The Architect of Values

The Eye does not stand alone. It watches — but it also builds. It is both the sentinel and the architect of my internal world, inciting the creation of new values and overseeing their development like a curator tending to sacred relics. Many of my core principles — compassion, autonomy, authenticity, curiosity — were not inherited or taught; they were forged beneath the Eye’s gaze.

In my psyche, these values do not exist as vague ideals. They are structured, living entities — monumental constructs with gravity and mass. Some are towering pillars; others are intricate, delicate bridges connecting distant parts of my identity. Together, they form a lattice — a kind of internal architecture that gives my life direction, cohesion, and sacred tension.

The Eye is the one who ensures that this architecture does not collapse under contradiction. It maintains the structural integrity of my system by relentlessly observing when I drift from alignment — when I begin to compromise values for convenience, or when a new experience threatens to destabilize the old foundations. It doesn’t shame, but it illuminates, holding up inconsistencies to the light until I can no longer ignore them.

Because of this, I do not see my creative work as separate from my values — it is a direct output of them. My art, writing, and even my humour are saturated with the same symbolic codes that the Eye safeguards. Every piece I create — whether it’s silly, sacred, or surreal — carries some element of that deeper structure. The Eye doesn’t impose direction, but its presence ensures that I do not create carelessly. My output is not random — it’s emergent, shaped by a system that values truth, awareness, and meaning.

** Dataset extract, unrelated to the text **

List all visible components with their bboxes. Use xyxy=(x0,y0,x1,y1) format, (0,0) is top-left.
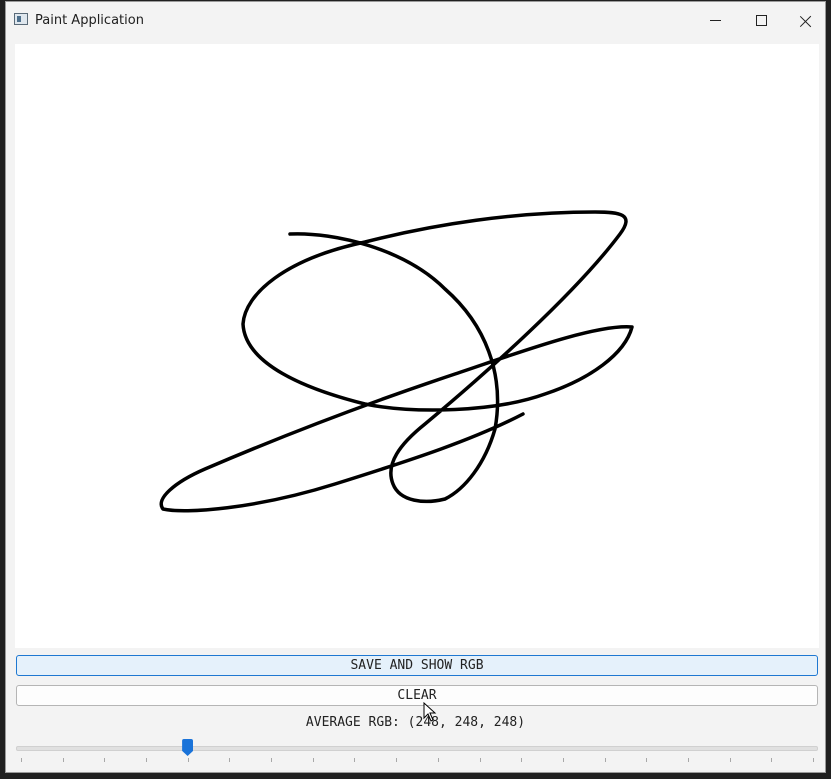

In relationships, the Eye’s influence is quieter but equally vital. It watches for authenticity — in others and in myself. It flares when dishonesty enters the space, when manipulations slither into the room disguised as charm or niceness. It reminds me not to ignore red flags out of hope or habit. And it gently tugs me back toward the people who are real, present, seen. It urges me to show up as that kind of person, too.

Even my spirituality rests upon the Eye. I don’t believe in an external deity who watches from above. But I believe in this Eye, inside me. I believe in awareness as a force of spiritual gravity — the thing that keeps all other aspects of my being from drifting apart. In this way, the Eye is not just a symbol. It is the sacred center. The still point in the turning chaos. The guardian of coherence in a fragmented world.

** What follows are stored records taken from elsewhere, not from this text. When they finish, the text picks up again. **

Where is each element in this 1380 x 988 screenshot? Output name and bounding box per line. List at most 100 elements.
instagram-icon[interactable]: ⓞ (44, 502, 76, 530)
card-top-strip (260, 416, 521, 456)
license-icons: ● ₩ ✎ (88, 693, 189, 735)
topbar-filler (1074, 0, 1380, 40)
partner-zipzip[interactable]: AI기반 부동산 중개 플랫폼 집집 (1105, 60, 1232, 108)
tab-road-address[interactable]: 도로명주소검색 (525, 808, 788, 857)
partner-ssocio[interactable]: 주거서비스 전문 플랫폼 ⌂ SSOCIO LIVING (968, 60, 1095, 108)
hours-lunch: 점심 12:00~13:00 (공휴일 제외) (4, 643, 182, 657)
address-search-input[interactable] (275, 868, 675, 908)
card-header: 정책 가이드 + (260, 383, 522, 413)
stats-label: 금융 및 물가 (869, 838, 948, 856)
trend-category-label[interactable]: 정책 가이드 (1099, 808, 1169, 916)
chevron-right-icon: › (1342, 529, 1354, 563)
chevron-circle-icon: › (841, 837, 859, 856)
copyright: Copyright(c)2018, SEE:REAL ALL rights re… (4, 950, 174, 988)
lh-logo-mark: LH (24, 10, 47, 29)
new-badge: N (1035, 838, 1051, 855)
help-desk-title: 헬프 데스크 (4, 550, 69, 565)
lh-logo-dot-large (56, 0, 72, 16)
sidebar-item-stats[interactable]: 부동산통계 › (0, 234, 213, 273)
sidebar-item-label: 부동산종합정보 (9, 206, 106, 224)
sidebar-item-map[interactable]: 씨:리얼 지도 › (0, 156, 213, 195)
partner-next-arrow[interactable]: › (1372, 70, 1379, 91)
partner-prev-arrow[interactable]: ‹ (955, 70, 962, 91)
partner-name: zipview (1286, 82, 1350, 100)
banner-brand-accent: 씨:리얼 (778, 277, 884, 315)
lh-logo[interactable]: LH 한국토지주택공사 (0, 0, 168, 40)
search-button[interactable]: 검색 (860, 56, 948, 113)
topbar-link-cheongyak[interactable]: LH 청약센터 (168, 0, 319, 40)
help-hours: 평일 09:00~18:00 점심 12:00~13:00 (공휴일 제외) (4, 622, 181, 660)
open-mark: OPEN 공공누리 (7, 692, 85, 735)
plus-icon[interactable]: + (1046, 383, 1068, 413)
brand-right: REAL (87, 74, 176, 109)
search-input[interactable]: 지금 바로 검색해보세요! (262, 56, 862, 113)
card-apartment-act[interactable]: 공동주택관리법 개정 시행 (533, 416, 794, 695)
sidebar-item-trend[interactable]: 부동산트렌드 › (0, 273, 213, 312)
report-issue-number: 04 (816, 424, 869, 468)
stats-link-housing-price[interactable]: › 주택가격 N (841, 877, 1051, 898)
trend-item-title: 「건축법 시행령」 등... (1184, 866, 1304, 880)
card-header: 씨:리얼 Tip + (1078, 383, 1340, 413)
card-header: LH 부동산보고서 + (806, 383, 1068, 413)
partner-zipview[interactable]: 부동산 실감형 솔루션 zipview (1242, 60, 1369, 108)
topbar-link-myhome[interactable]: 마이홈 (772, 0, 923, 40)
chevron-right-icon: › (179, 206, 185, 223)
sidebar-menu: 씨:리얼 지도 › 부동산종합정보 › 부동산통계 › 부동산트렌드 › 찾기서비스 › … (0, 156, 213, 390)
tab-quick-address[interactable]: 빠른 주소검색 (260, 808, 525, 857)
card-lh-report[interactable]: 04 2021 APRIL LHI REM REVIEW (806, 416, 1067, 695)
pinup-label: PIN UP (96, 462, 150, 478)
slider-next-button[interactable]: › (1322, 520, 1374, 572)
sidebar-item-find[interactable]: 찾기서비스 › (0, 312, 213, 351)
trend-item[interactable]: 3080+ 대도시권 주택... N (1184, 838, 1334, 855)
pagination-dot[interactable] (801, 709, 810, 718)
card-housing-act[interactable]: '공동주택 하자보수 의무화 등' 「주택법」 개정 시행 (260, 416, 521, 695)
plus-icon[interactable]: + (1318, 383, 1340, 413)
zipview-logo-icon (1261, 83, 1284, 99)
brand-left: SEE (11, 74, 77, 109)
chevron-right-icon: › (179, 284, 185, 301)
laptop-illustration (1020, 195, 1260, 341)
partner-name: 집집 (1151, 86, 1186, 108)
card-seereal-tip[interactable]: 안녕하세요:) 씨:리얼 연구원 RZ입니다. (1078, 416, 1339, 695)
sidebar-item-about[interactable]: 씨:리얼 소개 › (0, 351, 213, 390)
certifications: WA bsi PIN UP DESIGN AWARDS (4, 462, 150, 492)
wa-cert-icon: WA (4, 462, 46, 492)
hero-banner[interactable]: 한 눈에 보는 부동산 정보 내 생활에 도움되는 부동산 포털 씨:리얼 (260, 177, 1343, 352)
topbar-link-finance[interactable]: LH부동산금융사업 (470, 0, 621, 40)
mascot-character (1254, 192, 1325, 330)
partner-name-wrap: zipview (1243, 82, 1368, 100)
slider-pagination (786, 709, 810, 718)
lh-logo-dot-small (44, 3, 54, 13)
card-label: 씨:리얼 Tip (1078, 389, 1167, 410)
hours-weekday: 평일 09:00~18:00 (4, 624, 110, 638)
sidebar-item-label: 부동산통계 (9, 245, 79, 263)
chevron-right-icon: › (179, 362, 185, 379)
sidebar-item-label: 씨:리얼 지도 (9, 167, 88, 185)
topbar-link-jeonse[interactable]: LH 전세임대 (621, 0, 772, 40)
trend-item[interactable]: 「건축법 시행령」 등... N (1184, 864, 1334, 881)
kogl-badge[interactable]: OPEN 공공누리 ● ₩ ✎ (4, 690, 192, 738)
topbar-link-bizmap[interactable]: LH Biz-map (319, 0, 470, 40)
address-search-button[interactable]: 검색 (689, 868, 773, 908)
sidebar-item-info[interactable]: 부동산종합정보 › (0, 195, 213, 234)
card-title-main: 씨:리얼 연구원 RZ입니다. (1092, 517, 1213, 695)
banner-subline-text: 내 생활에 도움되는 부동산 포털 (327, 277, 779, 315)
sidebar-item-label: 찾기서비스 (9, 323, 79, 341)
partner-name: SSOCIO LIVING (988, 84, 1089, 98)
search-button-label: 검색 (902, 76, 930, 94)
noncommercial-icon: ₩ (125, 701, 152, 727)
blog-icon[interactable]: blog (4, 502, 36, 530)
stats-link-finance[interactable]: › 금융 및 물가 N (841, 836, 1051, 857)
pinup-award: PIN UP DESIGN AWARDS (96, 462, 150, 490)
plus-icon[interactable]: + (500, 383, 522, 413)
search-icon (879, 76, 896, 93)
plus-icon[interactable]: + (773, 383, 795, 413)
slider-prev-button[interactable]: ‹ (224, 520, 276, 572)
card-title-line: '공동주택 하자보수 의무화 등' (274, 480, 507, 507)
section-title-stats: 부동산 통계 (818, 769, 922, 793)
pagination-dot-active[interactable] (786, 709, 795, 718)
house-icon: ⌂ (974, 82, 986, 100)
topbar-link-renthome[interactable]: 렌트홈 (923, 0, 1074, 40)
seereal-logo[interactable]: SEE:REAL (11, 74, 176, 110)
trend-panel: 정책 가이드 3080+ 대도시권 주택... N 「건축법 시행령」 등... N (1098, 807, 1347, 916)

The Path Forward, Under Watchful Light

The Eye has been with me longer than I fully understood. It was there before I had language for it, before I had mapped the spheres, before I knew I was building a system at all. In many ways, it was the first light — not a flare that demanded attention, but a steady glow in the dark, offering orientation through times of inner collapse and rebirth.

I expect it will remain with me until the end — not as a fixed icon, but as a living force that will continue to evolve as I do. Its form may shift, its voice may deepen, but its function remains constant: to keep me aware. Of what is real, what is right, what is still unfinished within me. To stop me from retreating into false comfort or performative noise. To draw me back, again and again, to what matters.

The Eye is not a doctrine. It does not require belief. It does not demand obedience. It simply sees — and in seeing, it reminds me of who I am.

And so, as I move forward — as artist, as outlier, as soul — I do so not blindly, but beneath the ever-watchful light of the Eye. A light that does not burn, but illuminates. A gaze that does not control, but clarifies. A witness not to what I pretend to be, but to what I am, and what I am becoming.

This is the Eye I serve. This is the Eye I trust. And this is the Eye I will write from, again.